Looking around the corner on China, Australia and the US with Economist Andrew Hunt

August 28, 2024

China, the world's second-largest economy and a key driver of global growth in recent decades, is grappling with what the economist terms a "perfect storm" of problems. The country's housing market, long a pillar of its economic miracle, is facing trillion-dollar headwinds. Simultaneously, the banking system is under strain, with falling confidence leading to deposit flight and funding pressures. Corporate sector cashflow and investment are weakening in the face of a credit crunch. Even the stalwart export sector is slowing.

These issues, compounded by recent fiscal tightening, point to a protracted slowdown in China that could last several years. Given China's outsized role in driving global demand since the 2008 financial crisis, the spillover effects could be significant, impacting everything from German machinery exports to Australian commodity shipments to enrollments at overseas universities.
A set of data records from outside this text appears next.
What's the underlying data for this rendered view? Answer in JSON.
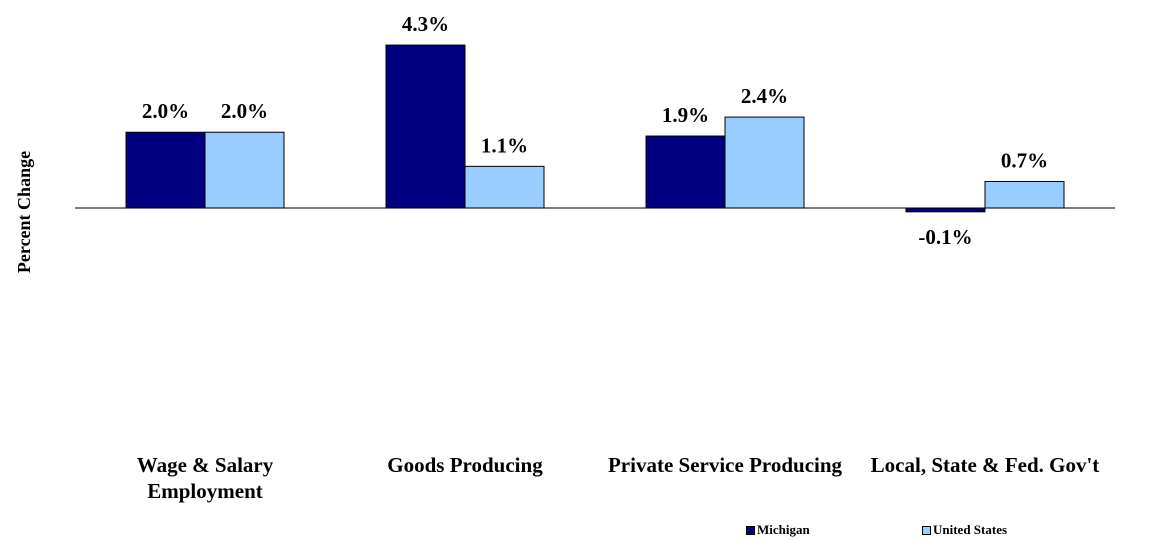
{
  "chart_data": {
    "type": "bar",
    "y_label": "Percent Change",
    "categories": [
      "Wage & Salary Employment",
      "Goods Producing",
      "Private Service Producing",
      "Local, State & Fed. Gov't"
    ],
    "series": [
      {
        "name": "Michigan",
        "color": "#000080",
        "values": [
          2.0,
          4.3,
          1.9,
          -0.1
        ],
        "value_labels": [
          "2.0%",
          "4.3%",
          "1.9%",
          "-0.1%"
        ]
      },
      {
        "name": "United States",
        "color": "#99ccff",
        "values": [
          2.0,
          1.1,
          2.4,
          0.7
        ],
        "value_labels": [
          "2.0%",
          "1.1%",
          "2.4%",
          "0.7%"
        ]
      }
    ],
    "ylim": [
      -5,
      4.5
    ],
    "legend": "bottom"
  }
}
Capital flows are also likely to reverse as China's previously massive trade surpluses dwindle, with far-reaching implications for global financial markets.

For resource-dependent Australia, China's woes are already being felt. But domestic factors are also at play, with rapid population growth suppressing wages while stoking inflation in sectors like housing. The result has been a historic squeeze on household disposable incomes. Australians are increasingly reluctant to borrow from the future to fund present consumption, a mindset shift with major implications for spending and growth.

In response, the Reserve Bank of Australia may need to cut interest rates faster and further than currently anticipated, even at the risk of higher inflation. This could put downward pressure on the Australian dollar. Longer-term, boosting productivity—whether through education reform, red-tape reduction, or seizing opportunities in green energy and AI—is seen as crucial to bolstering real incomes and tackling challenges like housing affordability.

The United States, while currently on a stronger trajectory boosted by fiscal stimulus, is not immune to these global crosscurrents. By early next year, inflation pressures could re-emerge, pushing bond yields higher and tightening financial conditions. This could deflate the liquidity-driven boom in US assets and usher in a slowdown by mid-2024.

Hunt highlights the growing co-dependency between liquidity and asset prices, particularly in leveraged sectors like private equity, as a key risk. In a world of collateralised lending, tighter liquidity can quickly cascade into falling asset values and fire sales, with destabilising economic consequences.

Looking ahead, the global economy appears to be entering a challenging period, with China's slowdown set to reverberate worldwide just as other key engines like the US and Europe face their own headwinds. Policymakers will need to walk a tightrope between supporting growth and containing inflation and financial risks. But as the economist stresses, the real long-term solution lies in reigniting the productivity growth that underpins rising real incomes—a complex alchemy of invention, investment, and sound policy that is easy to prescribe but hard to achieve.